眼鏡をつけても視力自体は上がらないように、メタバースの中では幸せでも、現実世界では不幸せとなり、もしも「メタバースであれば生活できるけど、フィジカル空間には居場所がない」と考えるようになれば、その人の幸せ度が下がってしまうことすらあり得ます。

そうした考えに至らない、「ほど良いさじ加減での体験の拡張」が、今後のメタバースの浸透には求められていくと考えており、現在もアバターの表情や声の口調などを調整して良い塩梅のバランスを模索中です。

──VRやアバターで被験者や患者に影響を与えるには、変化のさじ加減が重要である、というわけですね。

画像:「自己効力感を向上させるアシストロボットを作る」 研究

稲邑先生:実はこれは僕がもうひとつ携わっているムーンショット目標3「2050年までに、AIとロボットの共進化により、自ら学習・行動し人と共生するロボットを実現」にもつながってくるのですが、このプロジェクトで僕は「自己効力感を向上させるアシストロボットを作る」という問いを立てて研究を進めているんです。

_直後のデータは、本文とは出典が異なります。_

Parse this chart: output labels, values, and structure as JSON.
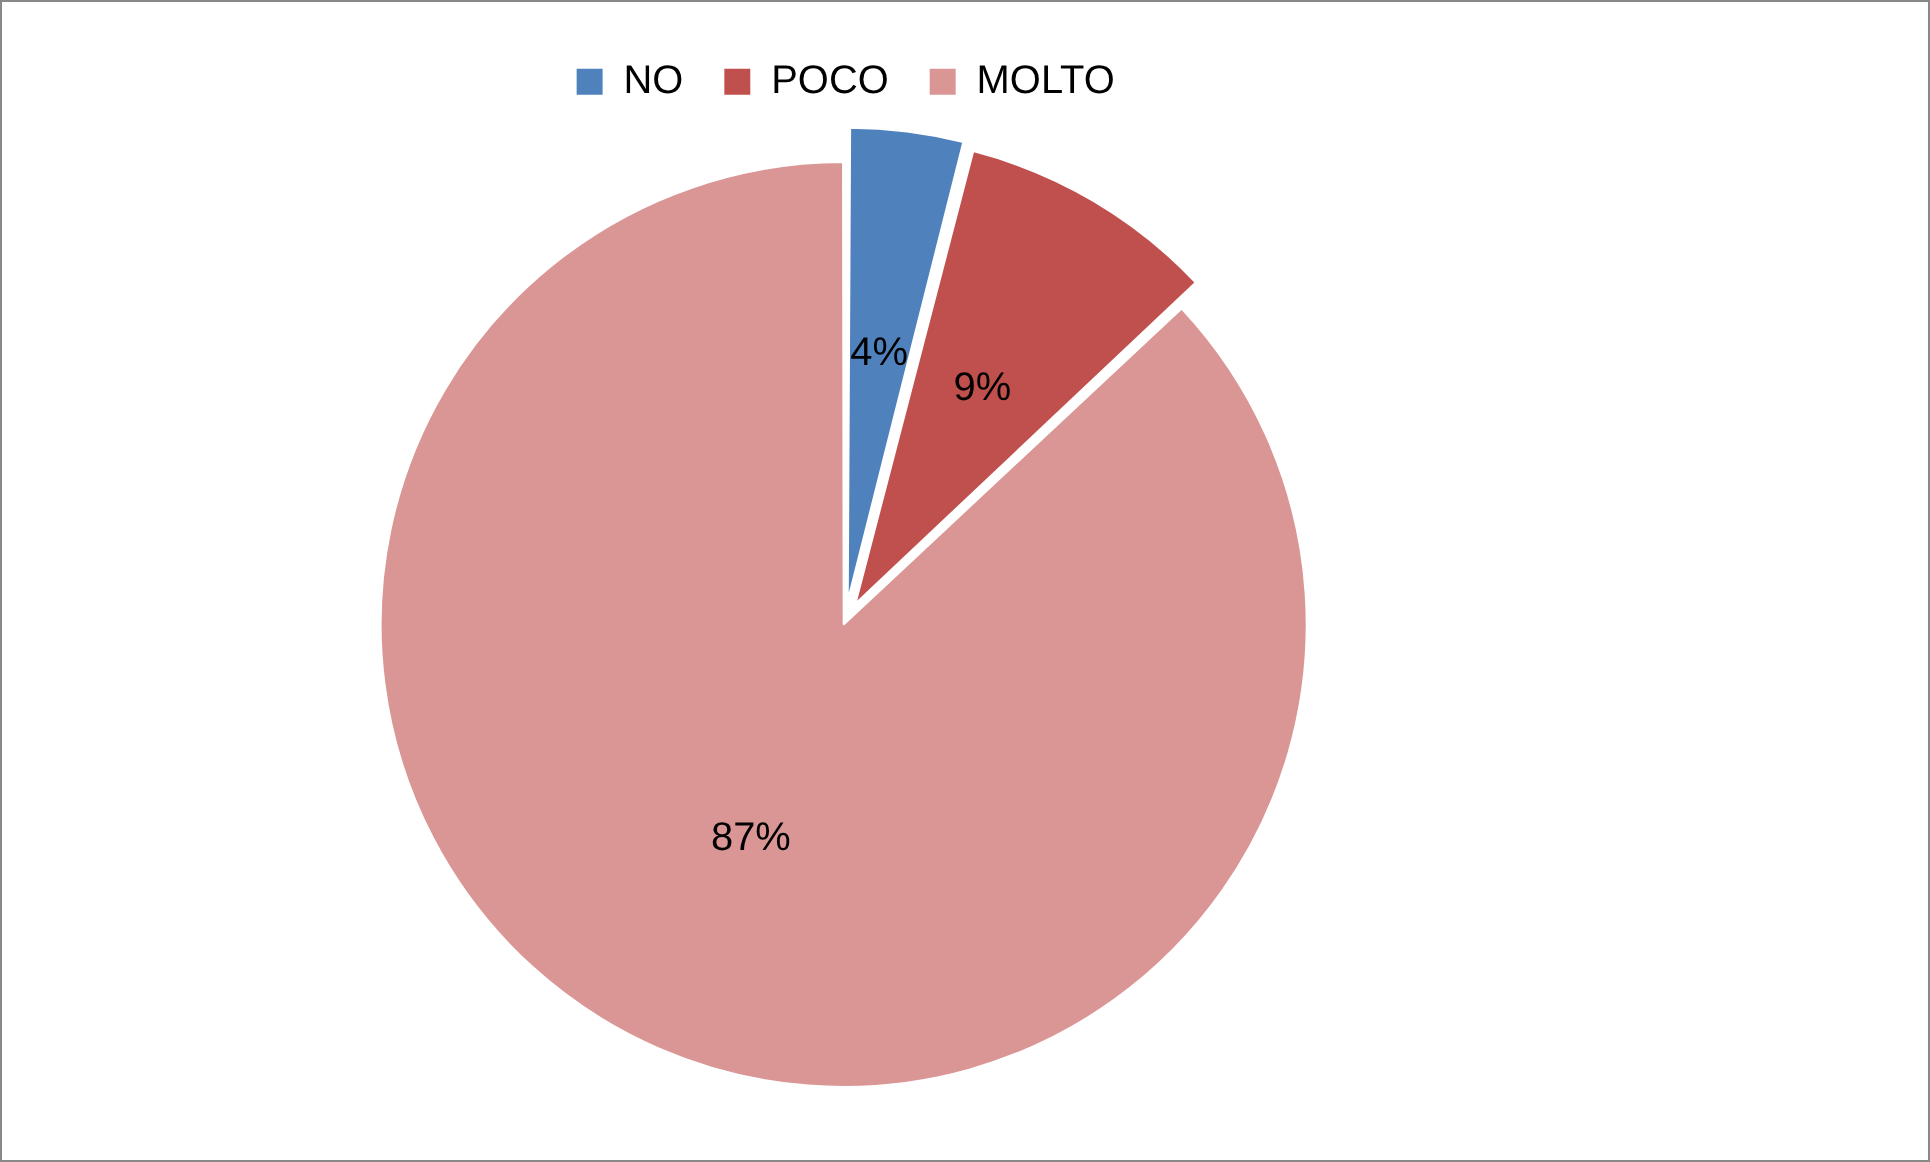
{
  "chart_data": {
    "type": "pie",
    "categories": [
      "NO",
      "POCO",
      "MOLTO"
    ],
    "values": [
      4,
      9,
      87
    ],
    "colors": [
      "#4f81bd",
      "#c0504d",
      "#d99694"
    ],
    "value_labels": [
      "4%",
      "9%",
      "87%"
    ],
    "legend": "top"
  }
}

例えば、あらゆることを手助けしてくれるロボットも設計できると思うのですが、それでは人間の主体性や能力が下がってしまう危険性がある。何でもアシストするのではなく、「アシストしすぎないアシストロボット」というさじ加減が大切だと考えており、これが実は自己効力感の向上につながることが定量的にも少しずつわかってきているんです。

例えば、うまく手を上げられない人に対して、「ボールを遠くに投げる」という動作を繰り返してもらうリハビリテーションがあります。ここでアシストロボットとVRを組み合わせることで、モチベーションや自己効力感を向上させて、リハビリの効果を高められるかもしれないんです。

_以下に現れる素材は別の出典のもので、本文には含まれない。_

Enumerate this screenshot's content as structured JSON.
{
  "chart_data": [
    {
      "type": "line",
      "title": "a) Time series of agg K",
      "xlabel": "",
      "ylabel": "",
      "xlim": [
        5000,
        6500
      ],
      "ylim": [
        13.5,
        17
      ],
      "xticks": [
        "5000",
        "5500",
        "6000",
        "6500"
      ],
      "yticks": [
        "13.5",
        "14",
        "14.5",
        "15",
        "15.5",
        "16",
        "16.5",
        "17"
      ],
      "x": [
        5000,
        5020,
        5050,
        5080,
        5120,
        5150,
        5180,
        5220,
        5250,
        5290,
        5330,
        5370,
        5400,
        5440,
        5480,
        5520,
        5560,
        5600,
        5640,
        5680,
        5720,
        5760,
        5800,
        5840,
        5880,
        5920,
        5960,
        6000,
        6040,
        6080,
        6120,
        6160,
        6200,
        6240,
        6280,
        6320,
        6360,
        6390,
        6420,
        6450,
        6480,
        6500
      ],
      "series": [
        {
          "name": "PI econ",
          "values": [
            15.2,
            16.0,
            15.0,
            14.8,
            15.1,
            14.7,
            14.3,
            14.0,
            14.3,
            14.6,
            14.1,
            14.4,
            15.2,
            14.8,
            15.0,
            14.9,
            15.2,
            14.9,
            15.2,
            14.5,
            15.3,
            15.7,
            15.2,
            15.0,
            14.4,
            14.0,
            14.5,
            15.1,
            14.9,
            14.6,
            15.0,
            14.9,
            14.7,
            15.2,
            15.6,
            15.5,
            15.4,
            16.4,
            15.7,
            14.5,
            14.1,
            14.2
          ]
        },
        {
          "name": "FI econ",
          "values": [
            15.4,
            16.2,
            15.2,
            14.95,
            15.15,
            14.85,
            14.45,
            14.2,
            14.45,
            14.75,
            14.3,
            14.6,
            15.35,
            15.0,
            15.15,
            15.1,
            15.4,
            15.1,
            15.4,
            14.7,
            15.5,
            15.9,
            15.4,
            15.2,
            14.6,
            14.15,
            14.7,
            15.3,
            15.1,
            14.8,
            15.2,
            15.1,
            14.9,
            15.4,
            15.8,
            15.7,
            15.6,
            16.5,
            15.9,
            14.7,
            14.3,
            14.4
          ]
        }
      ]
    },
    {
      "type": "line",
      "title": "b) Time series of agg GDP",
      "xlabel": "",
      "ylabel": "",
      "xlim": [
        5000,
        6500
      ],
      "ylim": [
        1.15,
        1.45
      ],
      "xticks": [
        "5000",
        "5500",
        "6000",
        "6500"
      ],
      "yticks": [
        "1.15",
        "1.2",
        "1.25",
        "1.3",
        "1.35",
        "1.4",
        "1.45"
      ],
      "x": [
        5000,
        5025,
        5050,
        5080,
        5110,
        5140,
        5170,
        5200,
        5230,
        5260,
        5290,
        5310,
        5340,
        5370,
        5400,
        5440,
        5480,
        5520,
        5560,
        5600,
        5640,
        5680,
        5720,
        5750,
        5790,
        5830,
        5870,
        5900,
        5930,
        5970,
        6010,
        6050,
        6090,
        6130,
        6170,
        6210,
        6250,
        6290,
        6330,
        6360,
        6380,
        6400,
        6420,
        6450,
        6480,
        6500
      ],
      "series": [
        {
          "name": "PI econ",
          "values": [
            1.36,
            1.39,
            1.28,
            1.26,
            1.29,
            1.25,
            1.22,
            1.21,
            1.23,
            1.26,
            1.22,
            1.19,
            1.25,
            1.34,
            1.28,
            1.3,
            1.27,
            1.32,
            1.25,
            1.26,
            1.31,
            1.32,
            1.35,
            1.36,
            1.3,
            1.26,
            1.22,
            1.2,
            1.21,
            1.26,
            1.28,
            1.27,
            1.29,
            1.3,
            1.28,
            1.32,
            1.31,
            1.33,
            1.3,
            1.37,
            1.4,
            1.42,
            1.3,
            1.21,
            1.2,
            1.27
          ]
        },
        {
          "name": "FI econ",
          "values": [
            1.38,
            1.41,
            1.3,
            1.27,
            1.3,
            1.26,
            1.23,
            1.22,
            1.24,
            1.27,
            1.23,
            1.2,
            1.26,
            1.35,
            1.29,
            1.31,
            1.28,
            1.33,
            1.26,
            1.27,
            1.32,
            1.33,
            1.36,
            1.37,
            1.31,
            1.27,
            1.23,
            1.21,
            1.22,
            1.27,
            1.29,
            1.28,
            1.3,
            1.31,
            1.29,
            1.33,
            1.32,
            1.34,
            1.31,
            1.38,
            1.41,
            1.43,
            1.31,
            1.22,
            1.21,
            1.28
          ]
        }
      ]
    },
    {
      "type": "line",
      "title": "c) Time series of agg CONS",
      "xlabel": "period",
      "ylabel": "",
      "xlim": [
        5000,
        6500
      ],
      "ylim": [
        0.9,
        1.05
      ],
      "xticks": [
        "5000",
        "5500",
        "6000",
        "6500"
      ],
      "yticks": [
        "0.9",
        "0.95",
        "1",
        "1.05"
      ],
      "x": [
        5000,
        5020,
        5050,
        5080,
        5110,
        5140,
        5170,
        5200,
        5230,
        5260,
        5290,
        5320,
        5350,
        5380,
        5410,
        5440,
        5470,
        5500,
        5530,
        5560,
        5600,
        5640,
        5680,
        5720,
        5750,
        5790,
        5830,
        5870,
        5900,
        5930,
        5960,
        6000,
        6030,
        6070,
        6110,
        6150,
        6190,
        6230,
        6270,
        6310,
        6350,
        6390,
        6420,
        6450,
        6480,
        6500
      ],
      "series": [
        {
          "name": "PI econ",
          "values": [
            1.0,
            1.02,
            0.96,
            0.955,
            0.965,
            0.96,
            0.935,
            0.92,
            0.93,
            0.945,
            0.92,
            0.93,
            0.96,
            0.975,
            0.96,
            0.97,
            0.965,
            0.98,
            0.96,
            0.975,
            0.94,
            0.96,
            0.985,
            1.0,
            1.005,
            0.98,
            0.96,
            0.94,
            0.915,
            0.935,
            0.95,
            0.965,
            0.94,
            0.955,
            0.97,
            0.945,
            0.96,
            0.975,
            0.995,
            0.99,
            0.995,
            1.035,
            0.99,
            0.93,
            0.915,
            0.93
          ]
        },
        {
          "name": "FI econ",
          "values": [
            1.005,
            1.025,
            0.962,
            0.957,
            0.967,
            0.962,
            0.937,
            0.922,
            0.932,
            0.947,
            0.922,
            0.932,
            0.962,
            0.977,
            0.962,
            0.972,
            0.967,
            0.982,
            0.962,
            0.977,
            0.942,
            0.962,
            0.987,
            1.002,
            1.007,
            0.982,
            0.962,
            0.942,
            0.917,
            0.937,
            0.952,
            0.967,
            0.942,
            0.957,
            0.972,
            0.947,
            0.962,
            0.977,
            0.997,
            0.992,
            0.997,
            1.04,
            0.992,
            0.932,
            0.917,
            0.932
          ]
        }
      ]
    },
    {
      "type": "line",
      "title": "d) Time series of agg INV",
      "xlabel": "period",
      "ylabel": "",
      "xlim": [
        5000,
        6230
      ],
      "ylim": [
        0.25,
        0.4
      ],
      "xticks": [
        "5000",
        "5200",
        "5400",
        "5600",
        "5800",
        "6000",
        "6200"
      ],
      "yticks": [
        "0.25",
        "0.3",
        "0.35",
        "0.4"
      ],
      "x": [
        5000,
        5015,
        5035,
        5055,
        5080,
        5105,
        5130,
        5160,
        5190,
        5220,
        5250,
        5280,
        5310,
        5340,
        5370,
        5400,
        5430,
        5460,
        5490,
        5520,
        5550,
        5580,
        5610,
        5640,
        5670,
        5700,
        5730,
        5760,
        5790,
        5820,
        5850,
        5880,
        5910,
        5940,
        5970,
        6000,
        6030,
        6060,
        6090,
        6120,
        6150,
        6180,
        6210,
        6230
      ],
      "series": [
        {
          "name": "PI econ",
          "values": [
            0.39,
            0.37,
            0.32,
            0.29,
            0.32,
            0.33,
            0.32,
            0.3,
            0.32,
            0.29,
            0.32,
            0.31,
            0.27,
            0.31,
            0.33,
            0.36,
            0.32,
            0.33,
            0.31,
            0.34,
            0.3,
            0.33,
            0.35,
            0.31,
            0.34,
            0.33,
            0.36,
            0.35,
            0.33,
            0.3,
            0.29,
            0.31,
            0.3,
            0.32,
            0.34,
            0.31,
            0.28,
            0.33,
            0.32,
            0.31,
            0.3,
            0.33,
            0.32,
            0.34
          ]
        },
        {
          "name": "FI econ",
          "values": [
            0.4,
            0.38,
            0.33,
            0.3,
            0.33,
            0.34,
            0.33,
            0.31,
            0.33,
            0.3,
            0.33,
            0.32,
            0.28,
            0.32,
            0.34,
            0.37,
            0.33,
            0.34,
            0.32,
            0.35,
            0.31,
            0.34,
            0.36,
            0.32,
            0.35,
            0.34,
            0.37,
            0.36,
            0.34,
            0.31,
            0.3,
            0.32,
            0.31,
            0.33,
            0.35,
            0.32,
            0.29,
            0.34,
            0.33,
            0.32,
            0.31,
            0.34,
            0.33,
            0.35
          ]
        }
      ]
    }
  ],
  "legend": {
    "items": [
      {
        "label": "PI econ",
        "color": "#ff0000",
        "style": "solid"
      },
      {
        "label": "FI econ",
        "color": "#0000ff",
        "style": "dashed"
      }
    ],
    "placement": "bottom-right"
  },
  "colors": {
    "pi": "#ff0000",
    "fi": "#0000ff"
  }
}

具体的には、リハビリを受ける人にVRゴーグルを装着してもらい、ロボットで腕を振る動作を物理的にアシストします。すると、VRの画面で自分の操作するアバターが青い玉と赤い玉の2つを投げる。青いボールは手前に落ちるのですが、赤い玉は遠くまで飛んでいきます。実際にこの人が投げた玉は青色ですが、VR内でボールが飛ぶ軌道を修正することで、赤い玉のように「投げたら遠くに飛んだ」という仮想的な体験をさせられる。すると、脳が「意外とできる」と錯覚して、そのうち本当にボールを遠くまで投げられるようになります。

アバターで姿を変え、表情を変えて、行動も変えて、能力も変えられる。こうした人間の「オーグメンテーション(改変)」では、さじ加減を程よく調整しながら、個人の主体性や幸せを計測してフィードバックしていく。その積み重ねの先には、政策評価などにVRが貢献する未来も近いのだと考えています。

画像:VRの旅行アプリケーションを使った工学分野の研究を体験する

──リハビリテーションにおける一人ひとりの生活から、「主体性」や「福祉」をキーワードにした社会全体のウェルビーイングの向上まで、アバターの幅広い応用可能性をお聞きすることができました。松元先生、稲邑先生、本日はありがとうございました。